We continue to deploy various asset liability management strategies to manage our interest rate risk. Our net interest margin could continue to experience pressure due to reduced earning asset yields and increased competition for quality loan opportunities.

Provision for Loan Losses

The allowance for loan losses is established through a provision for loan losses charged to earnings as losses are estimated to have occurred in our loan portfolio. Loan losses are charged against the allowance when management believes the collectability of a loan balance is confirmed. Subsequent recoveries, if any, are credited to the allowance.

The allowance for loan losses is evaluated on a regular basis by management and is based upon management’s periodic review of the collectability of the loans in light of historical experience, the nature and volume of the loan portfolio, adverse situations that may affect the borrower’s ability to repay, estimated value of the underlying collateral, and prevailing economic conditions.
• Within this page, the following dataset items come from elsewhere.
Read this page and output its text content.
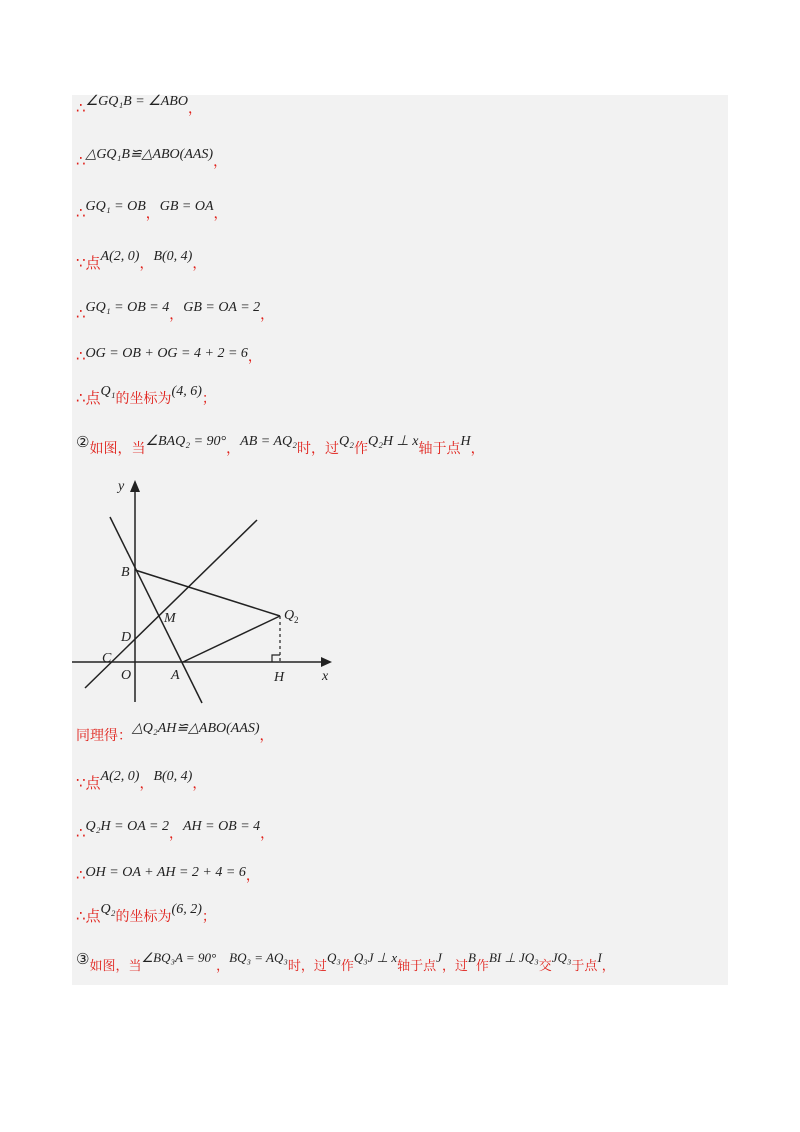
∴∠GQ₁B = ∠ABO，
∴△GQ₁B≌△ABO(AAS)，
∴GQ₁ = OB，GB = OA，
∵点A(2, 0)，B(0, 4)，
∴GQ₁ = OB = 4，GB = OA = 2，
∴OG = OB + OG = 4 + 2 = 6，
∴点Q₁的坐标为(4, 6)；
②如图，当∠BAQ₂ = 90°，AB = AQ₂时，过Q₂作Q₂H ⊥ x轴于点H，
y
x
B
M	Q 2
D
C
O	A	H
同理得：△Q₂AH≌△ABO(AAS)，
∵点A(2, 0)，B(0, 4)，
∴Q₂H = OA = 2，AH = OB = 4，
∴OH = OA + AH = 2 + 4 = 6，
∴点Q₂的坐标为(6, 2)；
③如图，当∠BQ₃A = 90°，BQ₃ = AQ₃时，过Q₃作Q₃J ⊥ x轴于点J，过B作BI ⊥ JQ₃交JQ₃于点I，
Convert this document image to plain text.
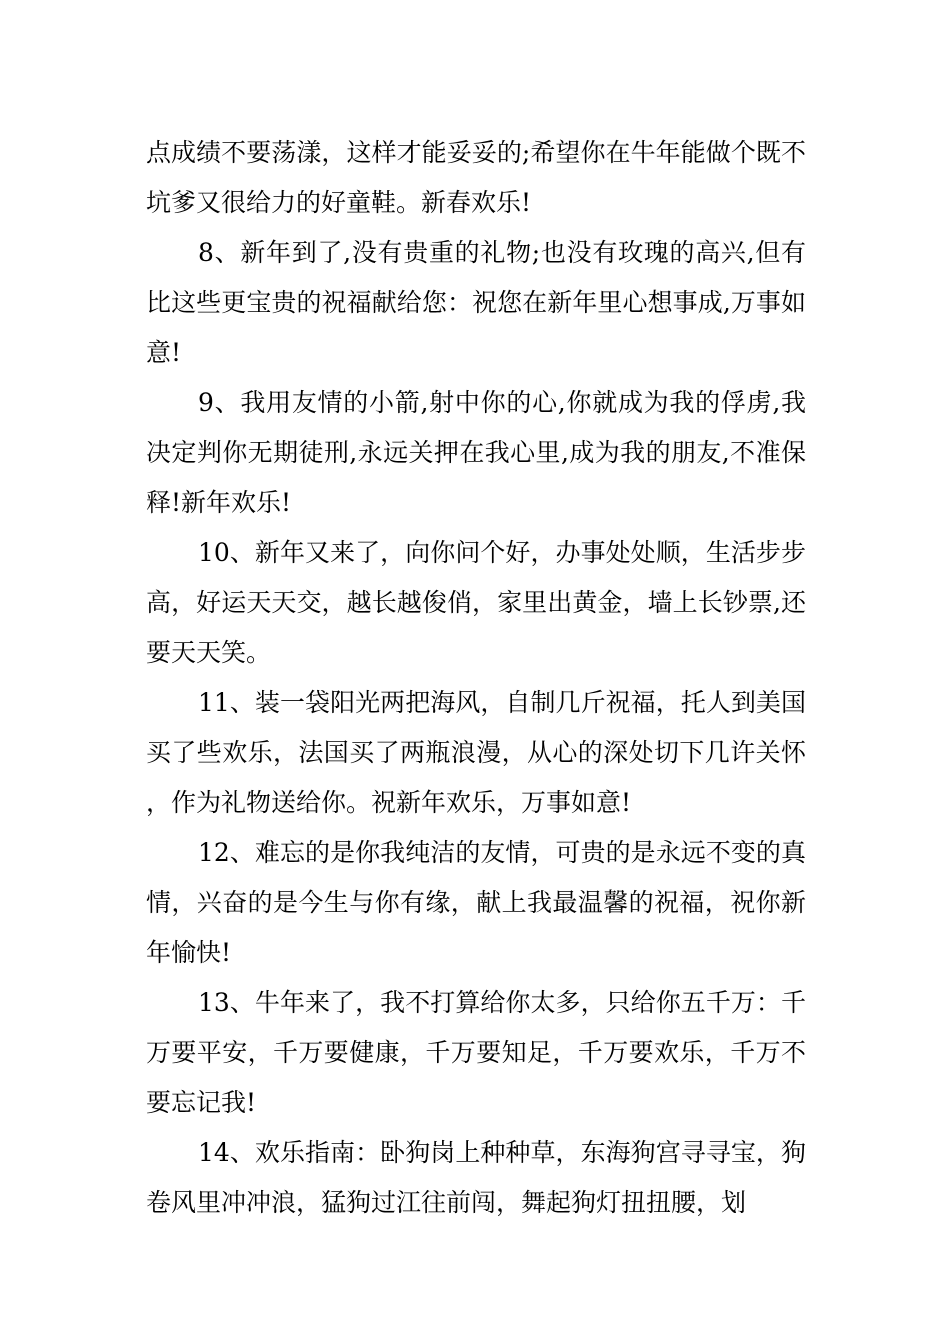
点成绩不要荡漾，这样才能妥妥的;希望你在牛年能做个既不坑爹又很给力的好童鞋。新春欢乐!

8、新年到了,没有贵重的礼物;也没有玫瑰的高兴,但有比这些更宝贵的祝福献给您：祝您在新年里心想事成,万事如意!

9、我用友情的小箭,射中你的心,你就成为我的俘虏,我决定判你无期徒刑,永远关押在我心里,成为我的朋友,不准保释!新年欢乐!

10、新年又来了，向你问个好，办事处处顺，生活步步高，好运天天交，越长越俊俏，家里出黄金，墙上长钞票,还要天天笑。

11、装一袋阳光两把海风，自制几斤祝福，托人到美国买了些欢乐，法国买了两瓶浪漫，从心的深处切下几许关怀，作为礼物送给你。祝新年欢乐，万事如意!

12、难忘的是你我纯洁的友情，可贵的是永远不变的真情，兴奋的是今生与你有缘，献上我最温馨的祝福，祝你新年愉快!

13、牛年来了，我不打算给你太多，只给你五千万：千万要平安，千万要健康，千万要知足，千万要欢乐，千万不要忘记我!

14、欢乐指南：卧狗岗上种种草，东海狗宫寻寻宝，狗卷风里冲冲浪，猛狗过江往前闯，舞起狗灯扭扭腰，划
The evaluation is inherently subjective as it requires estimates that are susceptible to significant revision as more information becomes available.

A loan is considered impaired when, based on current information or events, it is probable that we will be unable to collect the scheduled payments of principal and interest when due according to the contractual terms of the loan agreement. When a loan is impaired, the measurement of such impairment is based upon the fair value of the collateral of the loan. If the fair value of the collateral is less than the recorded investment in the loan, we will recognize the impairment by creating a valuation allowance with a corresponding charge against earnings.

An allowance is also established for uncollectible interest on loans classified as substandard. The allowance is established by a charge to interest income equal to all interest previously accrued, and income is subsequently recognized only to the extent that cash payments are received. When, in management’s judgment, the borrower’s ability to make interest and principal payments is back to normal, the loan is returned to accrual status.

Provision for loan losses decreased by $102,000, or 113.33%, due to a reversal of provision of $12,000 during the three months ended September 30, 2021 compared to a provision of $90,000 for the three months ended September 30, 2020. We recorded net recoveries of $3,000 for the three months ended September 30, 2021 and 2020. The higher provision during the three months ended September 30, 2020 was primarily due to the uncertainty surrounding the economic impact of the COVID-19 pandemic.

Provision for loan losses decreased by $305,000, or 98.39%, to $5,000 during the nine months ended September 30, 2021 compared to $310,000 for the nine months ended September 30, 2020. We recorded net charge-offs of $92,000 for the nine months ended September 30, 2021, compared to a net recovery of $11,000 for the nine months ended September 30, 2020. We recorded a higher provision during the nine months ended September 30, 2020 due to organic loan growth during the period of $1.3 million to $98.9 million at September 30, 2020 compared to $97.7 million at December 31, 2019, and the uncertainty surrounding the economic impact of the COVID-19 pandemic. The establishment of the allowance for loan losses is significantly affected by uncertainties and management judgment and there is a likelihood that different amounts would be reported under different conditions or assumptions. Various regulatory agencies, as an integral part of their examination process, periodically review our allowance for loan losses. Such agencies may require us to make additional provisions for estimated loan losses based upon judgments different from those of management.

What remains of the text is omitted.